Aus diesem Grund setze ich mich mit meiner Fraktion zunächst erst einmal unabhängig von Fragen der Flucht und der Migration für die Bekämpfung des Mangels an bezahlbarem Wohnraum und gegen die Unzulänglichkeiten in unserem Gesundheits- und Bildungssystem ein. Diese waren bereits vor den Flüchtlingen da. In einer Einwanderungsgesellschaft gehört dazu auch, dass Schulen Möglichkeiten und Mittel haben müssen, mit den Anforderungen einer auch sprachlich heterogeneren SchülerInnenschaft umzugehen. Aber selbstverständlich haben Flucht und Migration auch eine europäische und eine globale Dimension. Statt Mauern und Stacheldraht hochzuziehen, müssten wir über Ursachen nachdenken. Wenn die von der deutschen Bundesregierung durchgesetzte Austeritätspolitik im Süden Europas zu einer Jugendarbeitslosigkeit von zeitweilig 50 Prozent führt, dann ist es wohlfeil darüber zu jammern, dass junge Menschen aus Griechenland und Italien hier Auskommen und Glück suchen.

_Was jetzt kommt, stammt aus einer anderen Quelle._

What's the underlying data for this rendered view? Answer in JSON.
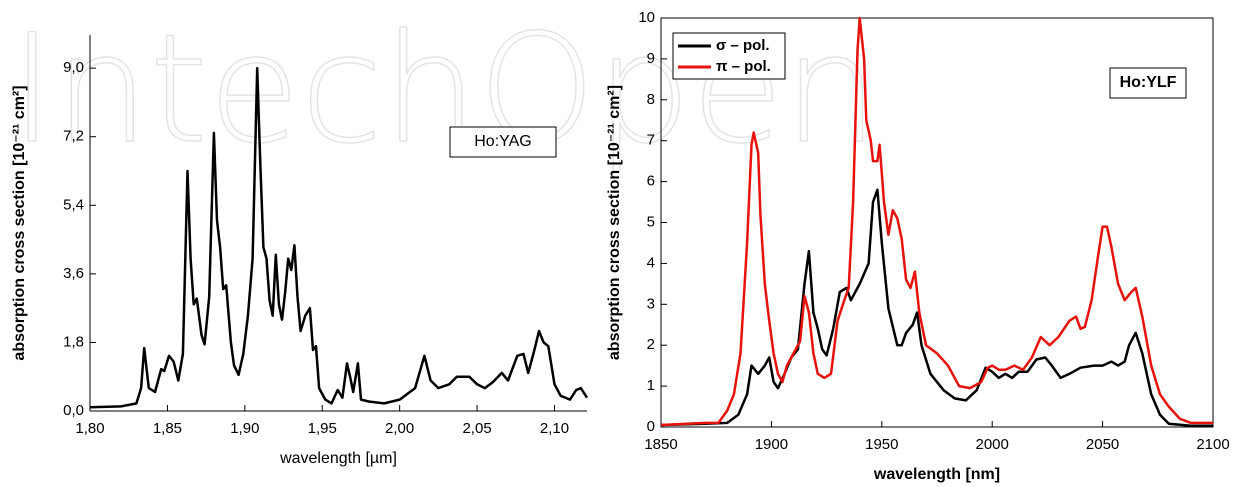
{
  "watermark": "IntechOpen",
  "chart_data": [
    {
      "type": "line",
      "xlabel": "wavelength [µm]",
      "ylabel": "absorption cross section [10⁻²¹ cm²]",
      "annotation": "Ho:YAG",
      "color": "#000000",
      "x": [
        1.8,
        1.82,
        1.83,
        1.833,
        1.835,
        1.838,
        1.842,
        1.846,
        1.848,
        1.851,
        1.854,
        1.857,
        1.86,
        1.863,
        1.865,
        1.867,
        1.869,
        1.872,
        1.874,
        1.877,
        1.88,
        1.882,
        1.884,
        1.886,
        1.888,
        1.891,
        1.893,
        1.896,
        1.899,
        1.902,
        1.905,
        1.908,
        1.91,
        1.912,
        1.914,
        1.916,
        1.918,
        1.92,
        1.922,
        1.924,
        1.926,
        1.928,
        1.93,
        1.932,
        1.934,
        1.936,
        1.939,
        1.942,
        1.944,
        1.946,
        1.948,
        1.952,
        1.956,
        1.96,
        1.963,
        1.966,
        1.968,
        1.97,
        1.973,
        1.975,
        1.98,
        1.99,
        2.0,
        2.01,
        2.016,
        2.02,
        2.025,
        2.032,
        2.037,
        2.045,
        2.05,
        2.055,
        2.06,
        2.066,
        2.07,
        2.076,
        2.08,
        2.083,
        2.087,
        2.09,
        2.093,
        2.096,
        2.1,
        2.104,
        2.11,
        2.114,
        2.117,
        2.121
      ],
      "values": [
        0.1,
        0.12,
        0.2,
        0.6,
        1.65,
        0.6,
        0.5,
        1.1,
        1.05,
        1.45,
        1.3,
        0.8,
        1.5,
        6.3,
        4.0,
        2.8,
        2.95,
        2.0,
        1.75,
        3.0,
        7.3,
        5.0,
        4.3,
        3.2,
        3.3,
        1.8,
        1.2,
        0.95,
        1.5,
        2.5,
        4.0,
        9.0,
        6.5,
        4.3,
        4.0,
        2.9,
        2.5,
        4.1,
        2.8,
        2.4,
        3.1,
        4.0,
        3.7,
        4.35,
        3.0,
        2.1,
        2.5,
        2.7,
        1.6,
        1.7,
        0.6,
        0.3,
        0.2,
        0.55,
        0.35,
        1.25,
        0.9,
        0.5,
        1.25,
        0.3,
        0.25,
        0.2,
        0.3,
        0.6,
        1.45,
        0.8,
        0.6,
        0.7,
        0.9,
        0.9,
        0.7,
        0.6,
        0.75,
        1.0,
        0.8,
        1.45,
        1.5,
        1.0,
        1.6,
        2.1,
        1.8,
        1.7,
        0.7,
        0.4,
        0.3,
        0.55,
        0.6,
        0.35
      ],
      "xlim": [
        1.8,
        2.121
      ],
      "ylim": [
        0,
        9.87
      ],
      "xticks": [
        {
          "value": 1.8,
          "label": "1,80"
        },
        {
          "value": 1.85,
          "label": "1,85"
        },
        {
          "value": 1.9,
          "label": "1,90"
        },
        {
          "value": 1.95,
          "label": "1,95"
        },
        {
          "value": 2.0,
          "label": "2,00"
        },
        {
          "value": 2.05,
          "label": "2,05"
        },
        {
          "value": 2.1,
          "label": "2,10"
        }
      ],
      "yticks": [
        {
          "value": 0,
          "label": "0,0"
        },
        {
          "value": 1.8,
          "label": "1,8"
        },
        {
          "value": 3.6,
          "label": "3,6"
        },
        {
          "value": 5.4,
          "label": "5,4"
        },
        {
          "value": 7.2,
          "label": "7,2"
        },
        {
          "value": 9.0,
          "label": "9,0"
        }
      ]
    },
    {
      "type": "line",
      "xlabel": "wavelength [nm]",
      "ylabel": "absorption cross section [10⁻²¹ cm²]",
      "annotation": "Ho:YLF",
      "legend": "upper left",
      "series": [
        {
          "name": "σ – pol.",
          "color": "#000000",
          "x": [
            1850,
            1870,
            1880,
            1885,
            1889,
            1891,
            1894,
            1897,
            1899,
            1901,
            1903,
            1906,
            1909,
            1912,
            1915,
            1917,
            1919,
            1921,
            1923,
            1925,
            1928,
            1931,
            1934,
            1936,
            1940,
            1944,
            1946,
            1948,
            1950,
            1953,
            1957,
            1959,
            1961,
            1964,
            1966,
            1968,
            1972,
            1978,
            1983,
            1988,
            1993,
            1997,
            2000,
            2003,
            2006,
            2009,
            2012,
            2016,
            2020,
            2024,
            2027,
            2031,
            2035,
            2040,
            2046,
            2050,
            2054,
            2057,
            2060,
            2062,
            2065,
            2068,
            2072,
            2076,
            2080,
            2090,
            2100
          ],
          "values": [
            0.05,
            0.08,
            0.1,
            0.3,
            0.8,
            1.5,
            1.3,
            1.5,
            1.7,
            1.1,
            0.95,
            1.3,
            1.7,
            1.9,
            3.5,
            4.3,
            2.8,
            2.4,
            1.9,
            1.75,
            2.4,
            3.3,
            3.4,
            3.1,
            3.5,
            4.0,
            5.5,
            5.8,
            4.5,
            2.9,
            2.0,
            2.0,
            2.3,
            2.5,
            2.8,
            2.0,
            1.3,
            0.9,
            0.7,
            0.65,
            0.9,
            1.45,
            1.35,
            1.2,
            1.3,
            1.2,
            1.35,
            1.35,
            1.65,
            1.7,
            1.5,
            1.2,
            1.3,
            1.45,
            1.5,
            1.5,
            1.6,
            1.5,
            1.6,
            2.0,
            2.3,
            1.8,
            0.8,
            0.3,
            0.08,
            0.03,
            0.03
          ]
        },
        {
          "name": "π – pol.",
          "color": "#e8120c",
          "x": [
            1850,
            1870,
            1876,
            1880,
            1883,
            1886,
            1889,
            1891,
            1892,
            1894,
            1895,
            1897,
            1899,
            1901,
            1903,
            1905,
            1907,
            1910,
            1913,
            1915,
            1917,
            1919,
            1921,
            1924,
            1927,
            1930,
            1933,
            1935,
            1937,
            1939,
            1940,
            1942,
            1943,
            1945,
            1946,
            1948,
            1949,
            1951,
            1953,
            1955,
            1957,
            1959,
            1961,
            1963,
            1965,
            1967,
            1970,
            1975,
            1980,
            1985,
            1990,
            1995,
            1998,
            2000,
            2003,
            2006,
            2010,
            2014,
            2018,
            2022,
            2026,
            2030,
            2035,
            2038,
            2040,
            2042,
            2045,
            2048,
            2050,
            2052,
            2054,
            2057,
            2060,
            2063,
            2065,
            2068,
            2072,
            2076,
            2080,
            2085,
            2090,
            2100
          ],
          "values": [
            0.05,
            0.1,
            0.1,
            0.4,
            0.8,
            1.8,
            4.5,
            6.9,
            7.2,
            6.7,
            5.2,
            3.5,
            2.6,
            1.8,
            1.3,
            1.1,
            1.5,
            1.8,
            2.1,
            3.2,
            2.8,
            1.8,
            1.3,
            1.2,
            1.3,
            2.6,
            3.1,
            3.4,
            5.5,
            9.2,
            10.0,
            9.0,
            7.5,
            7.0,
            6.5,
            6.5,
            6.9,
            5.5,
            4.7,
            5.3,
            5.1,
            4.6,
            3.6,
            3.4,
            3.8,
            2.8,
            2.0,
            1.8,
            1.5,
            1.0,
            0.95,
            1.1,
            1.45,
            1.5,
            1.4,
            1.4,
            1.5,
            1.4,
            1.7,
            2.2,
            2.0,
            2.2,
            2.6,
            2.7,
            2.4,
            2.45,
            3.1,
            4.2,
            4.9,
            4.9,
            4.4,
            3.5,
            3.1,
            3.3,
            3.4,
            2.7,
            1.5,
            0.8,
            0.5,
            0.2,
            0.1,
            0.1
          ]
        }
      ],
      "xlim": [
        1850,
        2100
      ],
      "ylim": [
        0,
        10
      ],
      "xticks": [
        1850,
        1900,
        1950,
        2000,
        2050,
        2100
      ],
      "yticks": [
        0,
        1,
        2,
        3,
        4,
        5,
        6,
        7,
        8,
        9,
        10
      ]
    }
  ]
}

Wenn andererseits die europäischen Staaten ihre Grenzen für Schutzsuchende, die vor Bomben und Bürgerkrieg fliehen, dicht machen, ist es kein Wunder, dass diese überall dort landen, wo noch eine Lücke im Zaun ist oder dort stranden, wo endgültig kein Durchkommen mehr ist. Deswegen setze ich mich für eine europäische Fluchtumlage ein, die bedeutet, dass Staaten, die Flüchtlinge aufnehmen, finanziell unterstützt werden, während die, die sich dieser Aufgabe verweigern, zahlen müssen.
Zu guter Letzt noch eine Anmerkung zu AfD und Pegida. Mit deren AnhängerInnen habe ich einige Erfahrungen im persönlichen Gespräch und durch Anrufe und Briefe an mein Wahlkreisbüro gemacht. Es sind in der Regel nicht die Menschen, die gesellschaftlich abgehängt und ausgegrenzt sind. Die wissen in der Regel, dass es ihnen auch vor dem „Flüchtlingssommer“ im letzten Jahr nicht gut ging. Es sind vielmehr oft Männer aus der Mittelschicht, die Abstiegsängste aggressiv gegen Geflüchtete wenden. Wilhelm Heitmeyer bezeichnet dies, wie ich finde treffend, als „rohe Bürgerlichkeit“. Dazu passt auch, dass das politische Programm der AfD ein Programm für Besserverdienende ist. Aussagen über sozialen Wohnungsbau oder MieterInnenrechte werden Sie vergeblich suchen.